Before leaving the Mayo Clinic, I stopped in to watch a small mountain of muscle named Ryan Berry receive massage therapy, through the integrative-medicine program, to address the discomfort he was experiencing two days after extensive thoracic surgery. When I came in, Ryan, who is 34, was stiff with pain, and seemed sewn to the chair in which he had been propped up. He clutched the arms of the chair, grimacing with each shallow breath. Over soothing music, the therapist spent several minutes talking with Ryan, getting him to discuss, through clenched teeth, the details of his pain. When she finally started the treatment, she seemed to barely brush her hands against the top of his back. But within a minute, his hands started to release their death grip, his teeth unclenched, and he was slumping a bit. Within three minutes, he was breathing deeply and slowly, his hands were open and limp, he was sunk down in the chair, and his grimace had been replaced with a hint of a smile. Personally, I doubt it mattered much where exactly the therapist placed her hands and how she moved them, which means a randomized trial would have found the treatment to be no better than sham massage. But it was as compelling a picture of suffering relieved as I have ever seen.

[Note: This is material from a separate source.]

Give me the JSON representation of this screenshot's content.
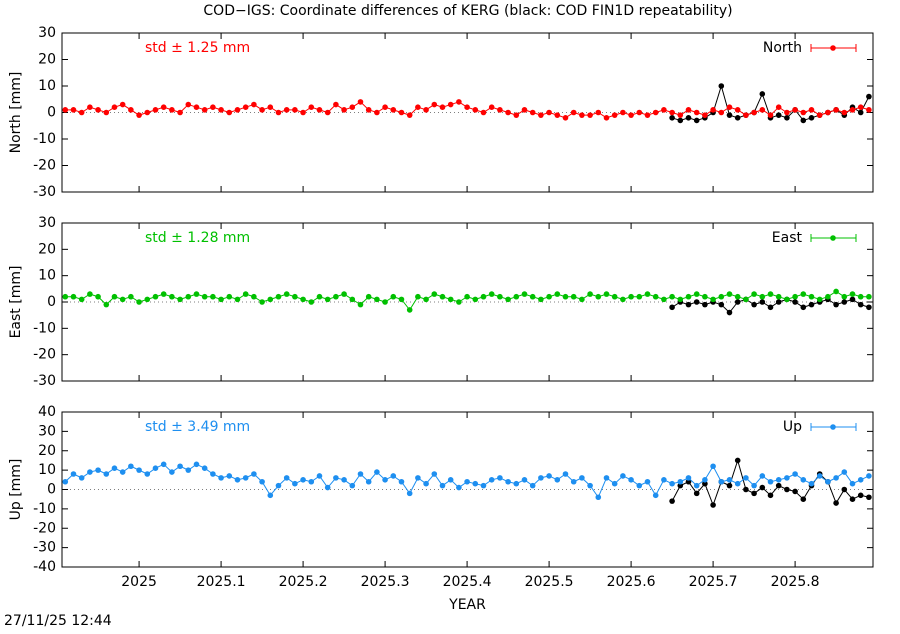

Scenes like that one, witnessed by more and more doctors in clinical settings, make it obvious why the front lines of medicine are pushing toward a less rigid stance on alternative medicine, if slowly, and in pockets. Open-mindedness can strike in even the most unexpected of places. Steven Salzberg happened to mention to me in passing that he didn’t consider hypnosis to be an alternative practice. I asked him why he left it off his long list of shams and frauds, and he seemed surprised, as if he had never considered the possibility that it might not be a legitimate therapy. “I don’t know,” he said. “I guess it’s because my father was an academic clinical psychologist, and he used it in his work.” Had he looked at studies on the effectiveness of hypnosis? “Not very closely,” he said. “But I believe it works.”